Crocodile #1 smirked sourly, and I realized that I'd touched a sore spot. "Damn it," Hillis snapped, "it's not some overblown modern claptrap with ridiculous breast-beating and hair- tearing. Leona's a sensible girl with old-fashioned standards. And Dr. Somps certainly fulfills those in every degree." He glared at me as if daring me to contradict him.

Of course I did no such thing. Dr. Hillis was gravely ill; it would have been cruelty to upset a man with such a leaden look. I murmured a few noncommittal pleasantries and excused myself.

Once outside again, I quickly consulted my ward. It gave me the biographical data that Dr. Somps had placed in the house system, for the use of guests.

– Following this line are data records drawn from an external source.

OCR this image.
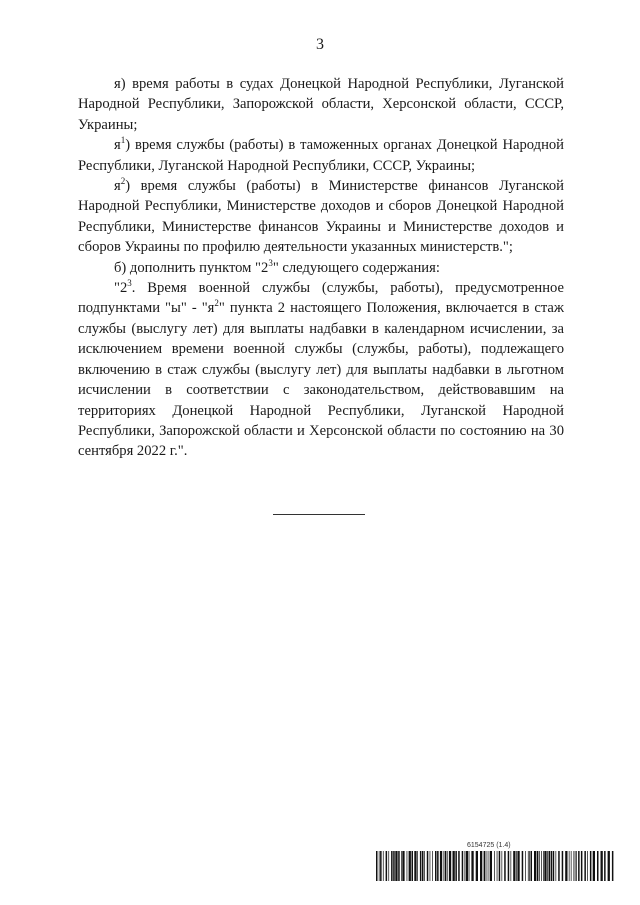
3

я) время работы в судах Донецкой Народной Республики, Луганской Народной Республики, Запорожской области, Херсонской области, СССР, Украины;

$я^1$) время службы (работы) в таможенных органах Донецкой Народной Республики, Луганской Народной Республики, СССР, Украины;

$я^2$) время службы (работы) в Министерстве финансов Луганской Народной Республики, Министерстве доходов и сборов Донецкой Народной Республики, Министерстве финансов Украины и Министерстве доходов и сборов Украины по профилю деятельности указанных министерств.";

б) дополнить пунктом "$2^3$" следующего содержания:

"$2^3$. Время военной службы (службы, работы), предусмотренное подпунктами "ы" - "$я^2$" пункта 2 настоящего Положения, включается в стаж службы (выслугу лет) для выплаты надбавки в календарном исчислении, за исключением времени военной службы (службы, работы), подлежащего включению в стаж службы (выслугу лет) для выплаты надбавки в льготном исчислении в соответствии с законодательством, действовавшим на территориях Донецкой Народной Республики, Луганской Народной Республики, Запорожской области и Херсонской области по состоянию на 30 сентября 2022 г.".

6154725 (1.4)
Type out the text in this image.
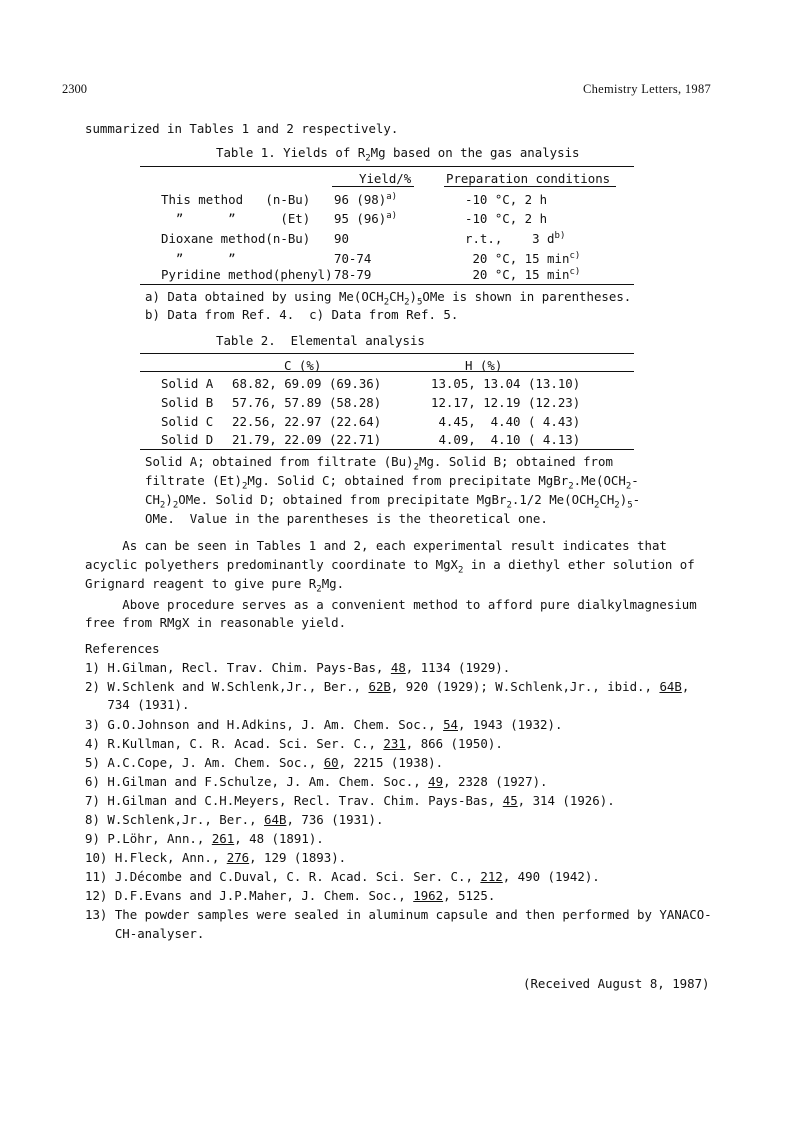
2300	Chemistry Letters, 1987
summarized in Tables 1 and 2 respectively.
Table 1. Yields of $R_2Mg$ based on the gas analysis
Yield/%	Preparation conditions
This method   (n-Bu) 96 $(98)^{a)}$	-10 °C, 2 h
”      ”      (Et) 95 $(96)^{a)}$	-10 °C, 2 h
Dioxane method(n-Bu) 90	r.t.,    3 $d^{b)}$
”      ”	70-74	20 °C, 15 $\min^{c)}$
Pyridine method(phenyl) 78-79	20 °C, 15 $\min^{c)}$
a) Data obtained by using $Me(OCH_2CH_2)_5OMe$ is shown in parentheses.
b) Data from Ref. 4.  c) Data from Ref. 5.
Table 2.  Elemental analysis
C (%)	H (%)
Solid A 68.82, 69.09 (69.36)	13.05, 13.04 (13.10)
Solid B 57.76, 57.89 (58.28)	12.17, 12.19 (12.23)
Solid C 22.56, 22.97 (22.64)	4.45,  4.40 ( 4.43)
Solid D 21.79, 22.09 (22.71)	4.09,  4.10 ( 4.13)
Solid A; obtained from filtrate $(Bu)_2Mg$. Solid B; obtained from
filtrate $(Et)_2Mg$. Solid C; obtained from precipitate $MgBr_2.Me(OCH_2-$
$CH_2)_2OMe$. Solid D; obtained from precipitate MgBr$_2$.1/2 $Me(OCH_2CH_2)_5-$
OMe.  Value in the parentheses is the theoretical one.
As can be seen in Tables 1 and 2, each experimental result indicates that
acyclic polyethers predominantly coordinate to MgX$_2$ in a diethyl ether solution of
Grignard reagent to give pure $R_2Mg$.
Above procedure serves as a convenient method to afford pure dialkylmagnesium
free from RMgX in reasonable yield.
References
1) H.Gilman, Recl. Trav. Chim. Pays-Bas, 48, 1134 (1929).
2) W.Schlenk and W.Schlenk,Jr., Ber., 62B, 920 (1929); W.Schlenk,Jr., ibid., 64B,
734 (1931).
3) G.O.Johnson and H.Adkins, J. Am. Chem. Soc., 54, 1943 (1932).
4) R.Kullman, C. R. Acad. Sci. Ser. C., 231, 866 (1950).
5) A.C.Cope, J. Am. Chem. Soc., 60, 2215 (1938).
6) H.Gilman and F.Schulze, J. Am. Chem. Soc., 49, 2328 (1927).
7) H.Gilman and C.H.Meyers, Recl. Trav. Chim. Pays-Bas, 45, 314 (1926).
8) W.Schlenk,Jr., Ber., 64B, 736 (1931).
9) P.Löhr, Ann., 261, 48 (1891).
10) H.Fleck, Ann., 276, 129 (1893).
11) J.Décombe and C.Duval, C. R. Acad. Sci. Ser. C., 212, 490 (1942).
12) D.F.Evans and J.P.Maher, J. Chem. Soc., 1962, 5125.
13) The powder samples were sealed in aluminum capsule and then performed by YANACO-
CH-analyser.
(Received August 8, 1987)
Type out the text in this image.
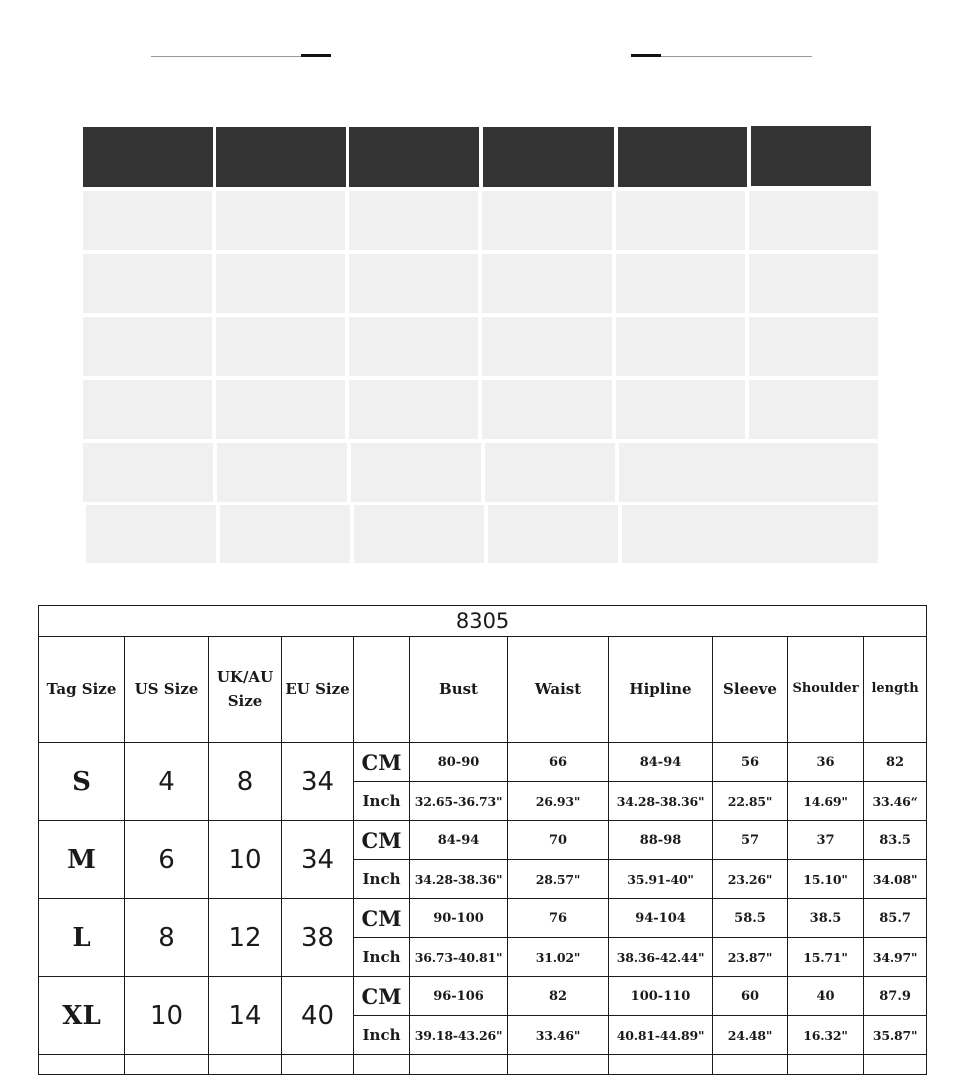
8305										
Tag Size	US Size	UK/AU Size	EU Size		Bust	Waist	Hipline	Sleeve	Shoulder	length
S	4	8	34	CM	80-90	66	84-94	56	36	82
				Inch	32.65-36.73"	26.93"	34.28-38.36"	22.85"	14.69"	33.46“
M	6	10	34	CM	84-94	70	88-98	57	37	83.5
				Inch	34.28-38.36"	28.57"	35.91-40"	23.26"	15.10"	34.08"
L	8	12	38	CM	90-100	76	94-104	58.5	38.5	85.7
				Inch	36.73-40.81"	31.02"	38.36-42.44"	23.87"	15.71"	34.97"
XL	10	14	40	CM	96-106	82	100-110	60	40	87.9
				Inch	39.18-43.26"	33.46"	40.81-44.89"	24.48"	16.32"	35.87"
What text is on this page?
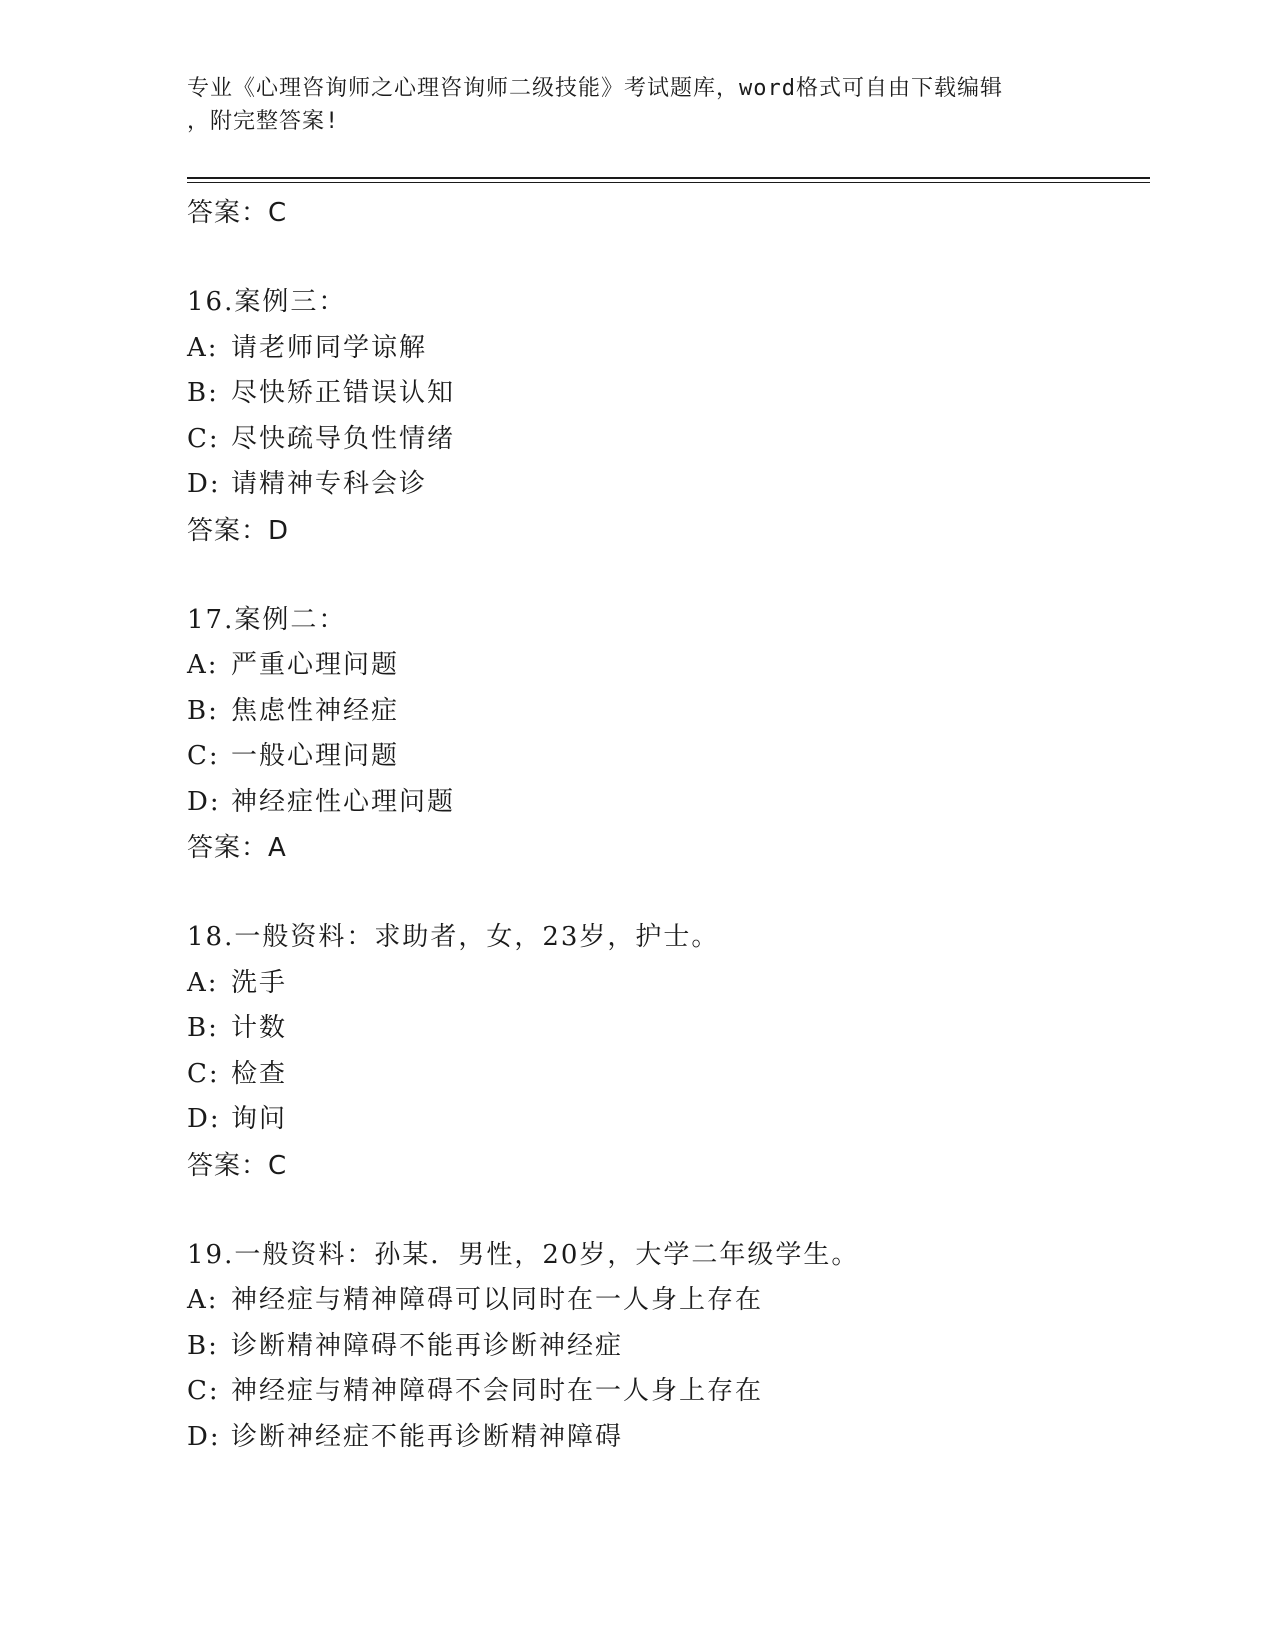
专业《心理咨询师之心理咨询师二级技能》考试题库，word格式可自由下载编辑
，附完整答案!
答案：C
16.案例三：
A: 请老师同学谅解
B: 尽快矫正错误认知
C: 尽快疏导负性情绪
D: 请精神专科会诊
答案：D
17.案例二：
A: 严重心理问题
B: 焦虑性神经症
C: 一般心理问题
D: 神经症性心理问题
答案：A
18.一般资料：求助者，女，23岁，护士。
A: 洗手
B: 计数
C: 检查
D: 询问
答案：C
19.一般资料：孙某．男性，20岁，大学二年级学生。
A: 神经症与精神障碍可以同时在一人身上存在
B: 诊断精神障碍不能再诊断神经症
C: 神经症与精神障碍不会同时在一人身上存在
D: 诊断神经症不能再诊断精神障碍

My rival was a man of impressive accomplishments. He had been a child prodigy possessed of profound mathematical gifts. He was now twenty-nine, two years younger than myself, and a professor of aeronautical engineering at the Tsiolkovsky Institute in Boulder, Colorado. He had spent two years in space, as a guest in the Russian station. He was the author of a textbook on wing kinematics. He was an unsurpassed expert on wind-tunnel computer simulations, as performed by the Hillis Massively Parallel Processor.

You can imagine my profound agitation at learning this, my dear MacLuhan. I imagined Leona leaning her ringleted head on the shoulder of this suave spaceman. For a moment I succumbed to rage.

Then I checked my ward, and realized that the old man had lied. The ward's locator told me that Dr. Somps was on a plateau to the west, and his companion was not Leona but his fellow cosmonaut, Fred Solokov. Leona was alone, exploring an arroyo two miles upstream, to the east!

My heart told me to rush to her side, and as always in such matters, I obeyed it.

It was a bracing hike, skirting declines and rockslides, with the sullen roar of the mighty Colorado to my right. Occasional boatloads of daredevils, paddling with might and main, appeared amid the river's surges, but the trails were almost deserted.